Mouad Khateb, one of the most prominent opponents of the donation, expressed the views of many critics, saying that he had no objection to whatever gay and transgender people do in private, but that the donation would contribute to “normalizing” their “unnatural” way of life to the Arab public.
“What’s most problematic is when Arabs are participating in these efforts,” said Mr. Khateb, who has used derogatory terms to describe members of the L.G.B.T. community and claimed that they suffered from “psychological disorders” requiring “treatment.”
But the boycott has also drawn public opposition from supporters of gay rights.
“I’m with Al Arz against the boycott,” wrote Hana Amoury, a resident of the port city of Jaffa, on Facebook. “Those still saying and thinking gay people are ‘abnormal’ need to do some reading.”
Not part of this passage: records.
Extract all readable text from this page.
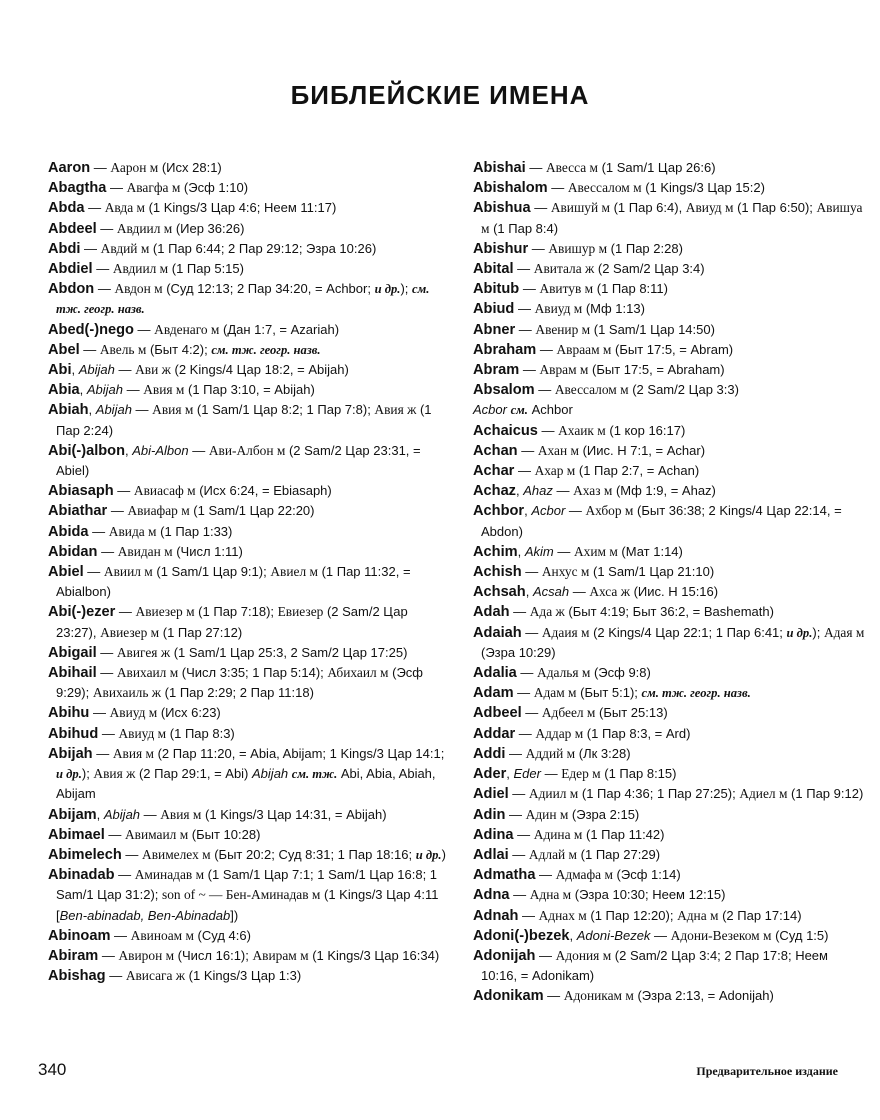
БИБЛЕЙСКИЕ ИМЕНА
Aaron — Аарон м (Исх 28:1)
Abagtha — Авагфа м (Эсф 1:10)
Abda — Авда м (1 Kings/3 Цар 4:6; Неем 11:17)
Abdeel — Авдиил м (Иер 36:26)
Abdi — Авдий м (1 Пар 6:44; 2 Пар 29:12; Эзра 10:26)
Abdiel — Авдиил м (1 Пар 5:15)
Abdon — Авдон м (Суд 12:13; 2 Пар 34:20, = Achbor; и др.); см. тж. геогр. назв.
Abed(-)nego — Авденаго м (Дан 1:7, = Azariah)
Abel — Авель м (Быт 4:2); см. тж. геогр. назв.
Abi, Abijah — Ави ж (2 Kings/4 Цар 18:2, = Abijah)
Abia, Abijah — Авия м (1 Пар 3:10, = Abijah)
Abiah, Abijah — Авия м (1 Sam/1 Цар 8:2; 1 Пар 7:8); Авия ж (1 Пар 2:24)
Abi(-)albon, Abi-Albon — Ави-Албон м (2 Sam/2 Цар 23:31, = Abiel)
Abiasaph — Авиасаф м (Исх 6:24, = Ebiasaph)
Abiathar — Авиафар м (1 Sam/1 Цар 22:20)
Abida — Авида м (1 Пар 1:33)
Abidan — Авидан м (Числ 1:11)
Abiel — Авиил м (1 Sam/1 Цар 9:1); Авиел м (1 Пар 11:32, = Abialbon)
Abi(-)ezer — Авиезер м (1 Пар 7:18); Евиезер (2 Sam/2 Цар 23:27), Авиезер м (1 Пар 27:12)
Abigail — Авигея ж (1 Sam/1 Цар 25:3, 2 Sam/2 Цар 17:25)
Abihail — Авихаил м (Числ 3:35; 1 Пар 5:14); Абихаил м (Эсф 9:29); Авихаиль ж (1 Пар 2:29; 2 Пар 11:18)
Abihu — Авиуд м (Исх 6:23)
Abihud — Авиуд м (1 Пар 8:3)
Abijah — Авия м (2 Пар 11:20, = Abia, Abijam; 1 Kings/3 Цар 14:1; и др.); Авия ж (2 Пар 29:1, = Abi) Abijah см. тж. Abi, Abia, Abiah, Abijam
Abijam, Abijah — Авия м (1 Kings/3 Цар 14:31, = Abijah)
Abimael — Авимаил м (Быт 10:28)
Abimelech — Авимелех м (Быт 20:2; Суд 8:31; 1 Пар 18:16; и др.)
Abinadab — Аминадав м (1 Sam/1 Цар 7:1; 1 Sam/1 Цар 16:8; 1 Sam/1 Цар 31:2); son of ~ — Бен-Аминадав м (1 Kings/3 Цар 4:11 [Ben-abinadab, Ben-Abinadab])
Abinoam — Авиноам м (Суд 4:6)
Abiram — Авирон м (Числ 16:1); Авирам м (1 Kings/3 Цар 16:34)
Abishag — Ависага ж (1 Kings/3 Цар 1:3)
Abishai — Авесса м (1 Sam/1 Цар 26:6)
Abishalom — Авессалом м (1 Kings/3 Цар 15:2)
Abishua — Авишуй м (1 Пар 6:4), Авиуд м (1 Пар 6:50); Авишуа м (1 Пар 8:4)
Abishur — Авишур м (1 Пар 2:28)
Abital — Авитала ж (2 Sam/2 Цар 3:4)
Abitub — Авитув м (1 Пар 8:11)
Abiud — Авиуд м (Мф 1:13)
Abner — Авенир м (1 Sam/1 Цар 14:50)
Abraham — Авраам м (Быт 17:5, = Abram)
Abram — Аврам м (Быт 17:5, = Abraham)
Absalom — Авессалом м (2 Sam/2 Цар 3:3)
Acbor см. Achbor
Achaicus — Ахаик м (1 кор 16:17)
Achan — Ахан м (Иис. Н 7:1, = Achar)
Achar — Ахар м (1 Пар 2:7, = Achan)
Achaz, Ahaz — Ахаз м (Мф 1:9, = Ahaz)
Achbor, Acbor — Ахбор м (Быт 36:38; 2 Kings/4 Цар 22:14, = Abdon)
Achim, Akim — Ахим м (Мат 1:14)
Achish — Анхус м (1 Sam/1 Цар 21:10)
Achsah, Acsah — Ахса ж (Иис. Н 15:16)
Adah — Ада ж (Быт 4:19; Быт 36:2, = Bashemath)
Adaiah — Адаия м (2 Kings/4 Цар 22:1; 1 Пар 6:41; и др.); Адая м (Эзра 10:29)
Adalia — Адалья м (Эсф 9:8)
Adam — Адам м (Быт 5:1); см. тж. геогр. назв.
Adbeel — Адбеел м (Быт 25:13)
Addar — Аддар м (1 Пар 8:3, = Ard)
Addi — Аддий м (Лк 3:28)
Ader, Eder — Едер м (1 Пар 8:15)
Adiel — Адиил м (1 Пар 4:36; 1 Пар 27:25); Адиел м (1 Пар 9:12)
Adin — Адин м (Эзра 2:15)
Adina — Адина м (1 Пар 11:42)
Adlai — Адлай м (1 Пар 27:29)
Admatha — Адмафа м (Эсф 1:14)
Adna — Адна м (Эзра 10:30; Неем 12:15)
Adnah — Аднах м (1 Пар 12:20); Адна м (2 Пар 17:14)
Adoni(-)bezek, Adoni-Bezek — Адони-Везеком м (Суд 1:5)
Adonijah — Адония м (2 Sam/2 Цар 3:4; 2 Пар 17:8; Неем 10:16, = Adonikam)
Adonikam — Адоникам м (Эзра 2:13, = Adonijah)
340	Предварительное издание
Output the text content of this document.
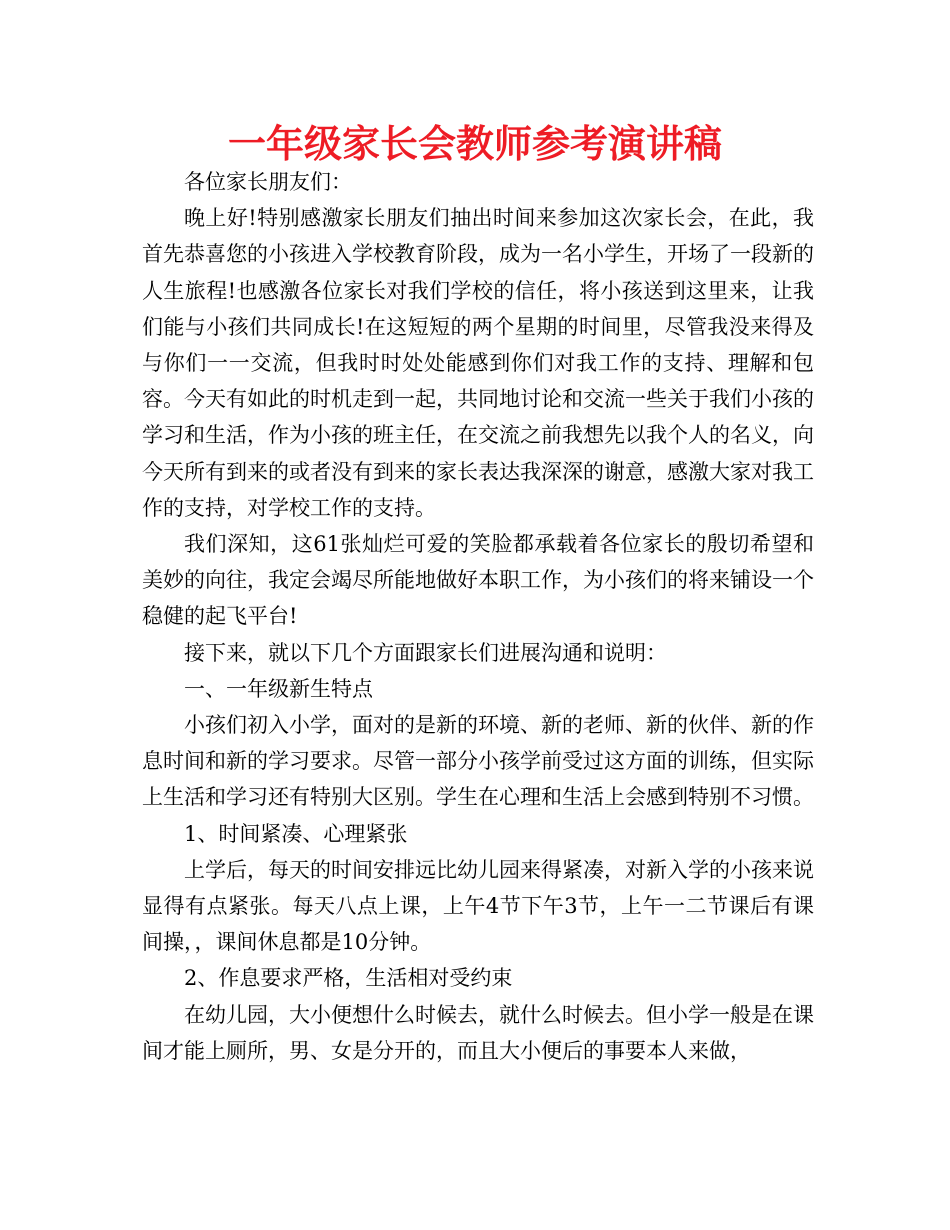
一年级家长会教师参考演讲稿

各位家长朋友们：

晚上好!特别感激家长朋友们抽出时间来参加这次家长会，在此，我首先恭喜您的小孩进入学校教育阶段，成为一名小学生，开场了一段新的人生旅程!也感激各位家长对我们学校的信任，将小孩送到这里来，让我们能与小孩们共同成长!在这短短的两个星期的时间里，尽管我没来得及与你们一一交流，但我时时处处能感到你们对我工作的支持、理解和包容。今天有如此的时机走到一起，共同地讨论和交流一些关于我们小孩的学习和生活，作为小孩的班主任，在交流之前我想先以我个人的名义，向今天所有到来的或者没有到来的家长表达我深深的谢意，感激大家对我工作的支持，对学校工作的支持。

我们深知，这61张灿烂可爱的笑脸都承载着各位家长的殷切希望和美妙的向往，我定会竭尽所能地做好本职工作，为小孩们的将来铺设一个稳健的起飞平台!

接下来，就以下几个方面跟家长们进展沟通和说明：

一、一年级新生特点

小孩们初入小学，面对的是新的环境、新的老师、新的伙伴、新的作息时间和新的学习要求。尽管一部分小孩学前受过这方面的训练，但实际上生活和学习还有特别大区别。学生在心理和生活上会感到特别不习惯。

1、时间紧凑、心理紧张

上学后，每天的时间安排远比幼儿园来得紧凑，对新入学的小孩来说显得有点紧张。每天八点上课，上午4节下午3节，上午一二节课后有课间操，，课间休息都是10分钟。

2、作息要求严格，生活相对受约束

在幼儿园，大小便想什么时候去，就什么时候去。但小学一般是在课间才能上厕所，男、女是分开的，而且大小便后的事要本人来做，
Mr. Abu-Seif, the activist, noted that an Arab lawmaker from Acre, Aida Touma-Sliman, had spoken out in defense of the L.G.B.T. community — a rare instance, he said, and a sign that it was becoming more difficult for Arab politicians to remain on the sidelines when the L.G.B.T. community was under assault.
Aside from the anti-gay backlash, some gay Arabs also criticized the donation for going to an Israeli organization, which they contend supports policies that work to erase the Palestinian experience, instead of a Palestinian one. Aguda denies the accusation, saying it advocates equal rights for all gay and transgender people in Israel, regardless of their religious or national background.
Al Arz’s donation was only the latest in a series of public demonstrations of support for Arab gays and lesbians, activists say.
In May, thousands of mourners attended the funeral of Ayman Safiah, a gay dancer who drowned in the Mediterranean after helping save the life of a friend. And last August, hundreds of people protested in Haifa after the stabbing of a young transgender Arab.
“What we have been seeing is the taboo slowly being broken down,” said Fady Khoury, 35, a gay civil rights lawyer from Haifa. “Everything that happened in the past year is the culmination of the work that has been done over the past two decades — all the efforts activists have made to promote social change on this issue.”
But Ms. Zaher, whose phone has been ringing constantly over the past week, said she was still puzzled by the uproar.
“I never could have imagined that something like this would happen,” she said. “It doesn’t make sense: You do something positive and then you get something negative in return.”